Слейд смотрит в пол, потом поднимает глаза на нее:
– Я слишком тебя уважаю, чтобы врать тебе.
– Значит… да?
– Прежде чем мы перейдем к тому, что я сделал, может быть, сперва насладимся достигнутым тобой успехом? Ты теперь величайшая из ученых и изобретателей, когда-либо живших на земле. Автор самого важного научного прорыва нашего времени. Да и любого другого.
– И самого опасного.
– Не в тех руках – конечно.
– Господи, как ты самонадеян! Да в любых руках! Откуда ты знал, на что способно мое кресло?
Слейд ставит свой бокал на кофейный столик, поднимается и отходит к окну, в котором видны надвигающиеся на платформу черные тучи.
– Когда мы встретились в первый раз, ты возглавляла научно-исследовательскую группу в одной компании в Сан-Франциско, которая называлась «Ион».
– В каком смысле «в первый раз»? Я никогда не работала…
– Позволь мне закончить. Ты взяла меня на должность ассистента. Я печатал отчеты под диктовку, отслеживал статьи, которые тебя интересовали. Занимался организацией расписания и поездок. Варил кофе, следил за порядком в кабинете. Ну, по крайней мере чтобы там можно было пройти. – В его улыбке читается что-то вроде ностальгии. – В общем, прислуга. Но ты хорошо ко мне относилась. Я чувствовал себя практически частью команды, как будто и сам вовлечен в исследование. До нашей встречи у меня были проблемы с наркотиками. Ты, можно сказать, спасла мне жизнь.

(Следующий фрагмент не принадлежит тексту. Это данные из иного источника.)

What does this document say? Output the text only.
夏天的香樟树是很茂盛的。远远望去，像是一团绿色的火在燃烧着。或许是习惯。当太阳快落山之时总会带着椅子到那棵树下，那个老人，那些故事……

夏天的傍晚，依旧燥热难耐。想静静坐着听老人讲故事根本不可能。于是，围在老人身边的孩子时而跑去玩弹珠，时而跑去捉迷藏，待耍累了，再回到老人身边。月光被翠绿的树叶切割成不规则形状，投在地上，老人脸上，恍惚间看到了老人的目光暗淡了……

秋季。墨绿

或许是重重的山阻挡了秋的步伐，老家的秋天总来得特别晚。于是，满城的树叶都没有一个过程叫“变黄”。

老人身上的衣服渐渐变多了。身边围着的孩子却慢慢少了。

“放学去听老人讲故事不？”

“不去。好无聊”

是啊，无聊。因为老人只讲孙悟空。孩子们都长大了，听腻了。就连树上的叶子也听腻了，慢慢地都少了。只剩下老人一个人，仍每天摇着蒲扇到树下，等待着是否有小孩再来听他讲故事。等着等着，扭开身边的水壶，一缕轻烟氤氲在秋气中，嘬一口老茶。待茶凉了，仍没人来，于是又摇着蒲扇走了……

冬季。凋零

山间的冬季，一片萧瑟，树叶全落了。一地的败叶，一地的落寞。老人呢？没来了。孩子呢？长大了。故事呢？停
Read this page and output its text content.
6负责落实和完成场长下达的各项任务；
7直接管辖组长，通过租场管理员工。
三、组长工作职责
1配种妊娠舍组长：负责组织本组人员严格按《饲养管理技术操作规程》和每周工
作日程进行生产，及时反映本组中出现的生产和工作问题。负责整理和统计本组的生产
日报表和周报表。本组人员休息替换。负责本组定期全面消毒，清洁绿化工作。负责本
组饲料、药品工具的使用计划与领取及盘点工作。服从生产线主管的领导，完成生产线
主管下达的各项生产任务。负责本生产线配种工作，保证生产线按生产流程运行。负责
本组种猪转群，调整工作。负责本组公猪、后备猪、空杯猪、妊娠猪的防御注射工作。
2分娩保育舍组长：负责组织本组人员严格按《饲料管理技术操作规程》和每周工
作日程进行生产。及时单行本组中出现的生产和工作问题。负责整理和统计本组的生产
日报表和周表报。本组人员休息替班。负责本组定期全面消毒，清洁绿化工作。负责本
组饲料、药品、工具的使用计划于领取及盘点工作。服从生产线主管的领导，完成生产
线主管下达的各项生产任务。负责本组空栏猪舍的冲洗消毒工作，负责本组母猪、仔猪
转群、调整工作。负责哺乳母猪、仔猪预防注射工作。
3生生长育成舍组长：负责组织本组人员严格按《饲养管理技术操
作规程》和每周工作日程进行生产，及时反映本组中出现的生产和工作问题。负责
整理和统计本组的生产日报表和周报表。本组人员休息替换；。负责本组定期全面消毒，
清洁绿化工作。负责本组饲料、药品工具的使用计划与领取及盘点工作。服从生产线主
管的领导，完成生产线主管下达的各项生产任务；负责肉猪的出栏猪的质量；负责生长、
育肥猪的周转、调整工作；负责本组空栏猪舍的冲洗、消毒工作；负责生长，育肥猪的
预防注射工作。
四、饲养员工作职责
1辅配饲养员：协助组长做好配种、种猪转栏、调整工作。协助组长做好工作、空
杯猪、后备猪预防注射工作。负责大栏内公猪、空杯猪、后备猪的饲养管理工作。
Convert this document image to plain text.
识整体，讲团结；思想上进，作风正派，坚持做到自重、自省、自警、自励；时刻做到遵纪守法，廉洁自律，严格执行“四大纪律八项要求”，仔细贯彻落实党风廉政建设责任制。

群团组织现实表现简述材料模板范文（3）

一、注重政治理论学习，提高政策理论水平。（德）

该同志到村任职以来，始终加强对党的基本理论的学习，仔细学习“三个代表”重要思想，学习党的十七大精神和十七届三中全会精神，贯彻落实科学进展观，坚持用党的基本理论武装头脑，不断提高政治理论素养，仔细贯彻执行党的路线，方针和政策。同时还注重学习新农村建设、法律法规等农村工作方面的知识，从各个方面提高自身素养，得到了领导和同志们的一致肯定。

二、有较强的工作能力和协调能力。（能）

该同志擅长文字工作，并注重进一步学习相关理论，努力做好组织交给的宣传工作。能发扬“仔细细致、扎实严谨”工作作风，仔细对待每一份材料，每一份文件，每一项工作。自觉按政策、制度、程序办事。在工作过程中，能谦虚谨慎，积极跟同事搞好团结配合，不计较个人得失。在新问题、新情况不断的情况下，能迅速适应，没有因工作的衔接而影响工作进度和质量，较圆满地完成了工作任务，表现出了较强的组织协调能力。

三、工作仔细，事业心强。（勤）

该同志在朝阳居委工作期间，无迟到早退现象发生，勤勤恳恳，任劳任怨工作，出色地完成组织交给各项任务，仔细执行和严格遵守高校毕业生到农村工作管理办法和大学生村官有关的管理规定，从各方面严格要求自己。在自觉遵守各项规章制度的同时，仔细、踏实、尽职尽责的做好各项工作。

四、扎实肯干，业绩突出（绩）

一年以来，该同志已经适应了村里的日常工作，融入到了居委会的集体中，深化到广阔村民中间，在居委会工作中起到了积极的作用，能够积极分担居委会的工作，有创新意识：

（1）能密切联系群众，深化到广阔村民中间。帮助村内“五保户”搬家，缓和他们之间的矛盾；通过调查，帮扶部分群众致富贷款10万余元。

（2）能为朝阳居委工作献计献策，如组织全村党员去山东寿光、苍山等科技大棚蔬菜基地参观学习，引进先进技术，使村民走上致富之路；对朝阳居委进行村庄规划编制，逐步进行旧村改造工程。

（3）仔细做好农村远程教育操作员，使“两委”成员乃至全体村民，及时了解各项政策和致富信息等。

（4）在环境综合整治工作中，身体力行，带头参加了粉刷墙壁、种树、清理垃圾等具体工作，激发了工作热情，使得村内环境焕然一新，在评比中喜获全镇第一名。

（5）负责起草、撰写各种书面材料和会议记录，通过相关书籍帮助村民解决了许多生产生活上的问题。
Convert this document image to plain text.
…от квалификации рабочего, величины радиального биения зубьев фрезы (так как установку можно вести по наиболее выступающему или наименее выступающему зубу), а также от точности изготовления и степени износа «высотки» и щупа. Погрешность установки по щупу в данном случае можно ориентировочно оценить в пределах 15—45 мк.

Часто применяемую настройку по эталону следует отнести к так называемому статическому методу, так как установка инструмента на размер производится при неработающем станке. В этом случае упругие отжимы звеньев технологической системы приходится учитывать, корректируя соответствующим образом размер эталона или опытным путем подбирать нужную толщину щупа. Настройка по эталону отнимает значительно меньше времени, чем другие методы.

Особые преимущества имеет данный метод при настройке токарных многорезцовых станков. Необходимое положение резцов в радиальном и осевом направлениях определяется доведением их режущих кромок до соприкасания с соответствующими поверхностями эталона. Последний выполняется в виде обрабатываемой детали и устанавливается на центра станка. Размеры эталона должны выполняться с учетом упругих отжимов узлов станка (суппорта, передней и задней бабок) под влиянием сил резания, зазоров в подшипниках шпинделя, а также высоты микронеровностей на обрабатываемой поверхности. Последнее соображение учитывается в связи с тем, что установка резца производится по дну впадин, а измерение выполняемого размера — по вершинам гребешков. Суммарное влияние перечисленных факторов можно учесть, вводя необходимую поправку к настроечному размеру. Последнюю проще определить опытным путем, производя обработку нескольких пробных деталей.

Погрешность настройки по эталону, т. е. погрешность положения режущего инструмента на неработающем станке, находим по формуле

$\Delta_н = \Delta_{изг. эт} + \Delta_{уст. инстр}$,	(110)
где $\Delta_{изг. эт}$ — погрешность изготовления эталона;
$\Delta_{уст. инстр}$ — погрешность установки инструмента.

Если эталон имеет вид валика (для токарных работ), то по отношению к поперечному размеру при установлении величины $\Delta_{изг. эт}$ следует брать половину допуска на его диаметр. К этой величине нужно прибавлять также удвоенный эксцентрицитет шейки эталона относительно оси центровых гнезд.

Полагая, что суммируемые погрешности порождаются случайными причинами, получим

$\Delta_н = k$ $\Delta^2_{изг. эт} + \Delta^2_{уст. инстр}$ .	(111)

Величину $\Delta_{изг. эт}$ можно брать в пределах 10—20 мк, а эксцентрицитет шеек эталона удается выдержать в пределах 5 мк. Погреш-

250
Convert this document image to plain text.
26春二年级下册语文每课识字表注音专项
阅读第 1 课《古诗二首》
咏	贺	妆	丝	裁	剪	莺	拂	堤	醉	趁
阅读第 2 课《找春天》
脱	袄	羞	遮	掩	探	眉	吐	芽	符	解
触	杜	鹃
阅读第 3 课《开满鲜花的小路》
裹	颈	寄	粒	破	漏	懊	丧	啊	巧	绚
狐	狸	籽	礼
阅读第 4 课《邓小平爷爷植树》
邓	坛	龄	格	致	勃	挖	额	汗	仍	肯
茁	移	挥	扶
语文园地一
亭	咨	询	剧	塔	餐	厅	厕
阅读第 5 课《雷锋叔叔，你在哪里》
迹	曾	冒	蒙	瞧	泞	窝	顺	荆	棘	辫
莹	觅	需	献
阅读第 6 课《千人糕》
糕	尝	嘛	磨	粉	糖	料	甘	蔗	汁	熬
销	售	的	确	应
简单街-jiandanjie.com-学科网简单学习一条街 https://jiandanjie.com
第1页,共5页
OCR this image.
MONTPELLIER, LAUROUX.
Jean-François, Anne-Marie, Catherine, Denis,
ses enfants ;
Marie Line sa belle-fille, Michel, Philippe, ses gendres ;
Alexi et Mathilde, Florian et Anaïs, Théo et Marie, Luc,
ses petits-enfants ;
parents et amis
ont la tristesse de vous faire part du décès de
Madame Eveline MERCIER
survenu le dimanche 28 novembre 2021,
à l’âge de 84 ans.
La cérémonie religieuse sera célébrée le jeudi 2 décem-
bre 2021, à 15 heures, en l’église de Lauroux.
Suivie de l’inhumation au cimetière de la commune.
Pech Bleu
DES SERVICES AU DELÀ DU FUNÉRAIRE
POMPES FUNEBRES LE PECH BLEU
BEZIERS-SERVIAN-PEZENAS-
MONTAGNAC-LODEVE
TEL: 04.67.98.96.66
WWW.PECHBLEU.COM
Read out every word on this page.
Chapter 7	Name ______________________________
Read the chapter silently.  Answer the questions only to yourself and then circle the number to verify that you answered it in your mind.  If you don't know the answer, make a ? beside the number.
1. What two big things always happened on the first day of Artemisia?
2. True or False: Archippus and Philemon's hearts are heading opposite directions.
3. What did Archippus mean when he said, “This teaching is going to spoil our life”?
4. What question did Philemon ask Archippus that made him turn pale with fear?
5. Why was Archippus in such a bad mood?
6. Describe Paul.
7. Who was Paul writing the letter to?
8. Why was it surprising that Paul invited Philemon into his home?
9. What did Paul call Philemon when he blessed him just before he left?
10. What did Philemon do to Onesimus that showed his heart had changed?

Тебе тогда удалось создать отличный МЭГ-микроскоп и неплохой прибор для электромагнитной стимуляции. Квантовые процессоры были куда лучше тех, что мы используем сейчас, – технология к тому времени сильно продвинулась. Ты придумала задействовать депривационную капсулу и нашла способ, чтобы устройство реактивации могло работать внутри нее. Однако все это тебя не удовлетворяло. Твоя теория заключалась в том, что из-за полной сенсорной депривации в капсуле при стимуляции нейронов наведенное воспоминание вызовет невероятный, никем ранее не испытанный эффект полного погружения в него.
– Подожди, когда все это было?
– В первоначальном варианте развития событий.
Когда до Хелены доходит, что́ кроется за его словами, это оглушает ее, как удар по голове.
– Тогда я тоже искала способ сохранить память больных синдромом Альцгеймера?
– Не думаю. Компанию «Ион» интересовало применение твоего кресла в развлекательных целях, над этим мы и работали. Однако, как и в этом исследовании, максимум, чего тебе удавалось добиться – несколько более яркое переживание воспоминаний без сознательного извлечения их из памяти самим испытуемым. – Отвернувшись от окна, Слейд переводит взгляд на Хелену. – Так было до второго ноября две тысячи восемнадцатого.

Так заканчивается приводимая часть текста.